Latent Regularization in Generative Test Input Generation
Giorgi Merabishvili, Oliver Weißl, Andrea Stocco
TL;DR
This paper studies how latent-space truncation in StyleGAN-based test-input generators affects the quality of inputs for deep learning classifiers, focusing on validity, diversity, and fault detection. It introduces adaptive truncation to salvage seeds near decision boundaries and compares two probing strategies: truncation-only first-flip and truncation-assisted style mixing, evaluated on MNIST, Fashion-MNIST, and CIFAR-10 with pretrained generators and Torchvision SUTs. Results show mild–moderate regularization around $\psi \approx 0.6$ maximizes human-validated, fault-revealing frontier yield, with adaptive salvage significantly reducing annotation and computation costs; first-flip offers fast fault discovery while style-mixing affords semantic boundary control.

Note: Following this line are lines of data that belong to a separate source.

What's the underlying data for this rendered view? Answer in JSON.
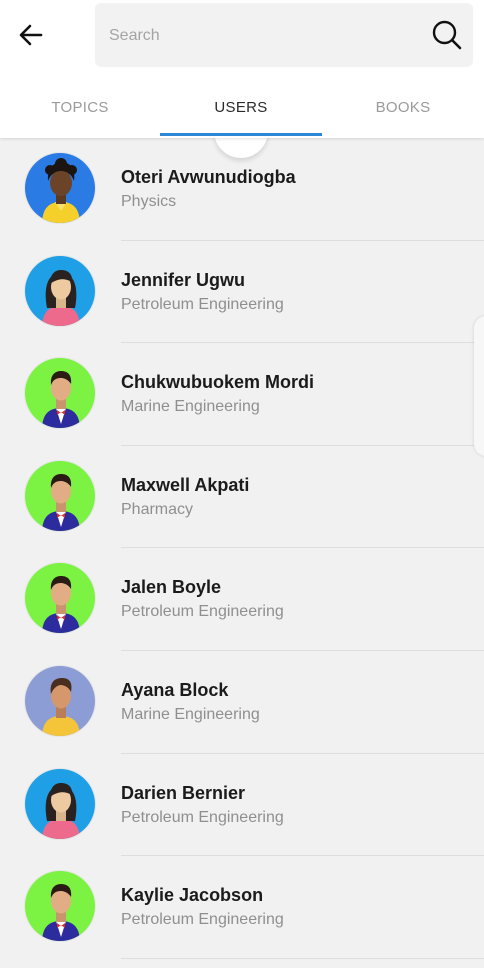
{
  "header": {
    "back_icon": "arrow-left-icon",
    "search": {
      "placeholder": "Search",
      "value": "",
      "icon": "search-icon"
    }
  },
  "tabs": [
    {
      "label": "TOPICS",
      "active": false
    },
    {
      "label": "USERS",
      "active": true
    },
    {
      "label": "BOOKS",
      "active": false
    }
  ],
  "colors": {
    "accent": "#2b86d6",
    "avatar_green": "#7cf242",
    "avatar_blue": "#1e9fe6",
    "avatar_purple": "#8c9dd6",
    "avatar_deep_blue": "#2a7be4"
  },
  "users": [
    {
      "name": "Oteri Avwunudiogba",
      "department": "Physics",
      "avatar": "avatar-woman-curly-hair-icon",
      "avatar_bg": "#2a7be4"
    },
    {
      "name": "Jennifer Ugwu",
      "department": "Petroleum Engineering",
      "avatar": "avatar-woman-icon",
      "avatar_bg": "#1e9fe6"
    },
    {
      "name": "Chukwubuokem Mordi",
      "department": "Marine Engineering",
      "avatar": "avatar-man-suit-icon",
      "avatar_bg": "#7cf242"
    },
    {
      "name": "Maxwell Akpati",
      "department": "Pharmacy",
      "avatar": "avatar-man-suit-icon",
      "avatar_bg": "#7cf242"
    },
    {
      "name": "Jalen Boyle",
      "department": "Petroleum Engineering",
      "avatar": "avatar-man-suit-icon",
      "avatar_bg": "#7cf242"
    },
    {
      "name": "Ayana Block",
      "department": "Marine Engineering",
      "avatar": "avatar-man-yellow-shirt-icon",
      "avatar_bg": "#8c9dd6"
    },
    {
      "name": "Darien Bernier",
      "department": "Petroleum Engineering",
      "avatar": "avatar-woman-icon",
      "avatar_bg": "#1e9fe6"
    },
    {
      "name": "Kaylie Jacobson",
      "department": "Petroleum Engineering",
      "avatar": "avatar-man-suit-icon",
      "avatar_bg": "#7cf242"
    }
  ]
}
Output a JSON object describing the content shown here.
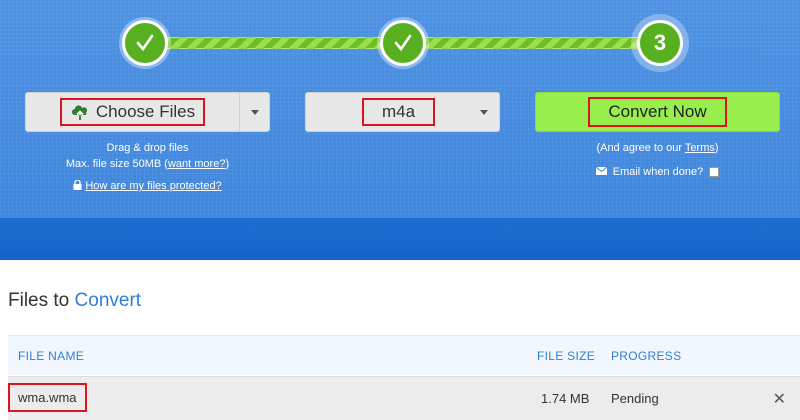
{
  "steps": [
    {
      "state": "done",
      "icon": "check-icon"
    },
    {
      "state": "done",
      "icon": "check-icon"
    },
    {
      "state": "current",
      "number": "3"
    }
  ],
  "choose_files": {
    "label": "Choose Files",
    "icon": "cloud-upload-icon"
  },
  "format_select": {
    "value": "m4a"
  },
  "convert_button": {
    "label": "Convert Now"
  },
  "upload_info": {
    "drag_drop": "Drag & drop files",
    "max_size": "Max. file size 50MB",
    "want_more": "want more?",
    "protected_link": "How are my files protected?"
  },
  "terms": {
    "prefix": "(And agree to our",
    "link": "Terms",
    "suffix": ")"
  },
  "email": {
    "label": "Email when done?"
  },
  "files_section": {
    "title_plain": "Files to",
    "title_accent": "Convert"
  },
  "table": {
    "headers": {
      "name": "FILE NAME",
      "size": "FILE SIZE",
      "progress": "PROGRESS"
    },
    "rows": [
      {
        "name": "wma.wma",
        "size": "1.74 MB",
        "progress": "Pending"
      }
    ]
  },
  "colors": {
    "accent": "#2f7fd6",
    "convert_bg": "#97ee4c",
    "step_green": "#58b020",
    "highlight": "#e0141e"
  }
}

The work provides practical guidance for configuring generative testing pipelines and discusses extending the approach to other generator families, such as diffusion or transformer-based models, to balance fidelity and diversity in broader domains.
Abstract
This study investigates the impact of regularization of latent spaces through truncation on the quality of generated test inputs for deep learning classifiers. We evaluate this effect using style-based GANs, a state-of-the-art generative approach, and assess quality along three dimensions: validity, diversity, and fault detection. We evaluate our approach on the boundary testing of deep learning image classifiers across three datasets, MNIST, Fashion MNIST, and CIFAR-10. We compare two truncation strategies: latent code mixing with binary search optimization and random latent truncation for generative exploration. Our experiments show that the latent code-mixing approach yields a higher fault detection rate than random truncation, while also improving both diversity and validity.